NEW YORK (Reuters) -The dollar fell and a gauge of global equity markets rose on Thursday as surging commodity prices spurred the prospect of rising inflation and led investors into economically-sensitive stocks on the reflation trade.
Aluminum prices approached levels last seen in 2018 and copper prices flirted with 10-year peaks. Gold jumped more than 1% as the weaker dollar and easing Treasury yields propelled the precious metal, an inflation hedge, above the key $1,800 an ounce psychological level.
Treasury yields moved in a narrow range as bond traders largely shrugged off better-than-expected initial U.S. jobless claims data and waited for Friday’s April non-farm payrolls report for market direction.
Investors fear inflation may be more prolonged than what the Federal Reserve has conveyed, said Tim Ghriskey, chief investment strategist at Inverness Counsel in New York.
“The spike in commodity prices in particular, the shortage of semiconductors and shipping resources, for example, is worrying the market,” Ghriskey said. “It’s a value day or cyclical day in the (equity) market.”
The Russell 1000 Value index gained 0.8%, outpacing the Russell 1000 Growth index, which rose 0.5%. Advancing shares outnumbered decliners on Wall Street, where a late-day rally reversed that order.
MSCI’s benchmark for global equity markets, which tracks stocks in 50 countries, rose 0.64% to close at 704.14. The pan-European STOXX 600 index fell 0.1%.
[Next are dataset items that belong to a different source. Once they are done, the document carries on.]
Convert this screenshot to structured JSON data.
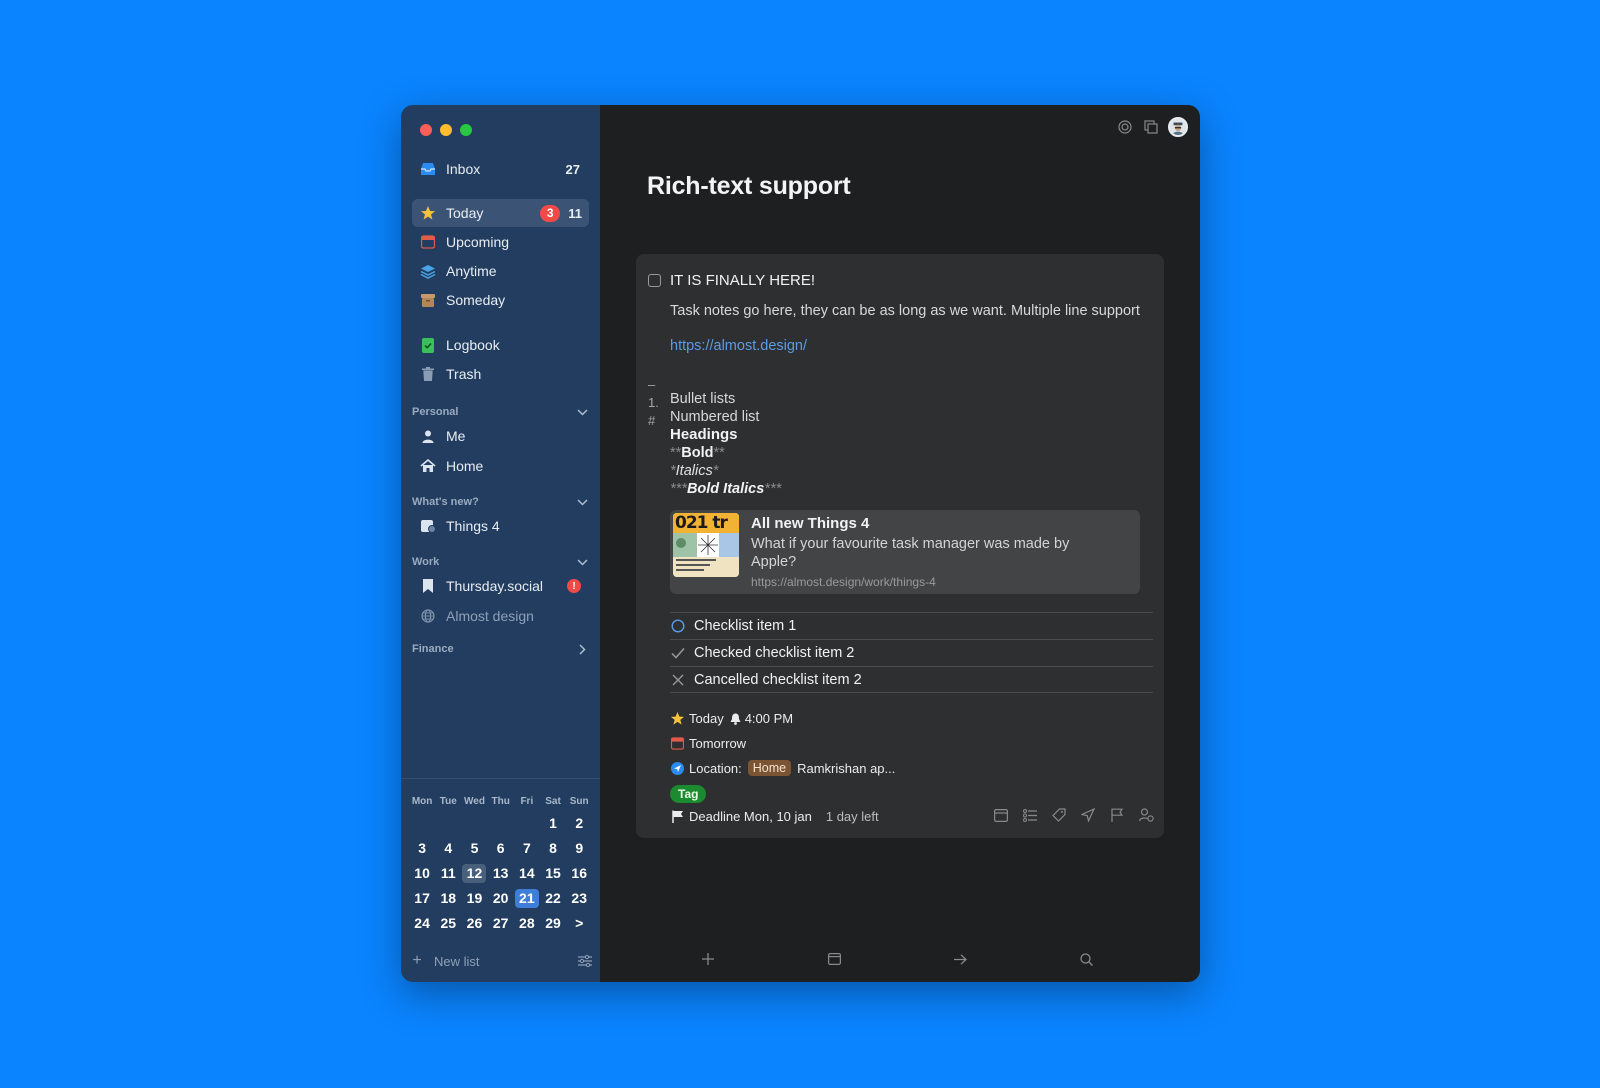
{
  "sidebar": {
    "inbox": {
      "label": "Inbox",
      "count": "27"
    },
    "items": [
      {
        "label": "Today",
        "badge": "3",
        "count": "11",
        "icon": "star-icon"
      },
      {
        "label": "Upcoming",
        "icon": "calendar-icon"
      },
      {
        "label": "Anytime",
        "icon": "layers-icon"
      },
      {
        "label": "Someday",
        "icon": "archive-box-icon"
      },
      {
        "label": "Logbook",
        "icon": "logbook-icon"
      },
      {
        "label": "Trash",
        "icon": "trash-icon"
      }
    ],
    "sections": [
      {
        "title": "Personal",
        "items": [
          {
            "label": "Me",
            "icon": "person-icon"
          },
          {
            "label": "Home",
            "icon": "house-icon"
          }
        ]
      },
      {
        "title": "What's new?",
        "items": [
          {
            "label": "Things 4",
            "icon": "project-icon"
          }
        ]
      },
      {
        "title": "Work",
        "items": [
          {
            "label": "Thursday.social",
            "icon": "bookmark-icon"
          },
          {
            "label": "Almost design",
            "icon": "globe-icon"
          }
        ]
      },
      {
        "title": "Finance",
        "items": []
      }
    ],
    "calendar": {
      "dow": [
        "Mon",
        "Tue",
        "Wed",
        "Thu",
        "Fri",
        "Sat",
        "Sun"
      ],
      "days": [
        "",
        "",
        "",
        "",
        "",
        "1",
        "2",
        "3",
        "4",
        "5",
        "6",
        "7",
        "8",
        "9",
        "10",
        "11",
        "12",
        "13",
        "14",
        "15",
        "16",
        "17",
        "18",
        "19",
        "20",
        "21",
        "22",
        "23",
        "24",
        "25",
        "26",
        "27",
        "28",
        "29",
        ">"
      ],
      "today": "12",
      "selected": "21"
    },
    "new_list": "New list"
  },
  "main": {
    "title": "Rich-text support",
    "task": {
      "title": "IT IS FINALLY HERE!",
      "notes": "Task notes go here, they can be as long as we want. Multiple line support",
      "link": "https://almost.design/",
      "md_marks": [
        "–",
        "1.",
        "#"
      ],
      "bullet": "Bullet lists",
      "numbered": "Numbered list",
      "heading": "Headings",
      "bold_mark": "**",
      "bold": "Bold",
      "italic_mark": "*",
      "italic": "Italics",
      "bolditalic_mark": "***",
      "bolditalic": "Bold Italics",
      "link_card": {
        "title": "All new Things 4",
        "description": "What if your favourite task manager was made by Apple?",
        "url": "https://almost.design/work/things-4",
        "thumb_text": "021 tr"
      },
      "checklist": [
        {
          "label": "Checklist item 1",
          "state": "open"
        },
        {
          "label": "Checked checklist item 2",
          "state": "checked"
        },
        {
          "label": "Cancelled checklist item 2",
          "state": "cancelled"
        }
      ],
      "when": "Today",
      "reminder": "4:00 PM",
      "tomorrow": "Tomorrow",
      "location_label": "Location:",
      "location_chip": "Home",
      "location_text": "Ramkrishan ap...",
      "tag": "Tag",
      "deadline": "Deadline Mon, 10 jan",
      "deadline_left": "1 day left"
    }
  },
  "colors": {
    "background": "#0a84ff",
    "sidebar": "#223d5f",
    "main": "#1e1f21",
    "card": "#2e2f31",
    "link": "#5b9be8",
    "badge": "#ef4a47",
    "tag": "#1c8a2e"
  }
}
The travel and leisure sector was the worst performer in Europe, falling 1.7% after UK rail operator Trainline reported an annual loss.
Heavyweight oil stocks fell in Europe but rose on Wall Street as the rally turned energy positive. Healthcare was the only S&P 500 sector to close in the red.
The Dow Jones Industrial Average rose 0.93%, the S&P 500 gained 0.82% and the Nasdaq Composite added 0.37%.
Healthcare took a hit as vaccine makers fell after President Joe Biden backed plans for patent waivers on COVID-19 shots, but losses were capped by the upbeat jobless claims report.
Pfizer Inc fell 1.0% and Moderna Inc 1.4%. Johnson & Johnson rose 0.4% and Novavax Inc 0.5%. All are involved in the making of COVID-19 vaccines.
In Asia, Japan’s Nikkei jumped 1.8% as it reopened after a five-day holiday. Chinese shares also resumed trade for the first time since last week and wobbled as the CSI300 fell 1.2%, led by falls in biotech firms.
The Canadian dollar hit a three-and-a-half year high versus the greenback, helped by oil price gains and the Bank of Canada’s recent shift to more hawkish guidance. The Australian dollar fell sharply overnight when China said it would stop its economic dialogue with Australia, but the currency later recovered to trade about 0.3% higher.
The Treasuries yield curve flattened for a fifth session, as yields on the long end stalled amid increased investor demand and as the Fed repeatedly affirmed its dovish stance. The spread between U.S. 2-year and 10-year yields slid to 140.8 basis points.
The 10-year note fell 1.3 basis points to yield 1.5714%. “We’re stuck in a battle,” said Ellis Phifer, managing director in fixed income research at Raymond James in Memphis, Tennessee. “The growth story is leading to inflation, while the Federal Reserve is jawboning, trying to keep expectations down, which I think is the right thing to do.” U.S. yields briefly inched higher after data showed initial claims for state unemployment benefits totaled a seasonally adjusted 498,000 for the week ended May 1, compared to 590,000 in the prior week.
The dollar index fell 0.377%, with the euro up 0.45% to $1.2059. The Japanese yen strengthened 0.11% versus the greenback at 109.07 per dollar.
Investors drew comfort from the latest economic data and forecasts in Europe, which pointed to a recovery still on track.
Retail sales in the euro zone beat expectations with a 2.7% rise in March as curbs on shoppers eased.
The Bank of England increased its forecast for Britain’s economic growth this year after its coronavirus slump.
Gold settled above $1,800 an ounce for the first time in 10 weeks.
U.S. gold futures settled 1.8% higher at $1,815.70.
Oil prices gave up initial gains despite crude stockpiles in the United States, the world’s largest oil consumer, falling more sharply than expected.
Brent crude futures fell 87 cents to settle at $68.09 a barrel. U.S. crude futures settled down 92 cents at $64.71 a barrel.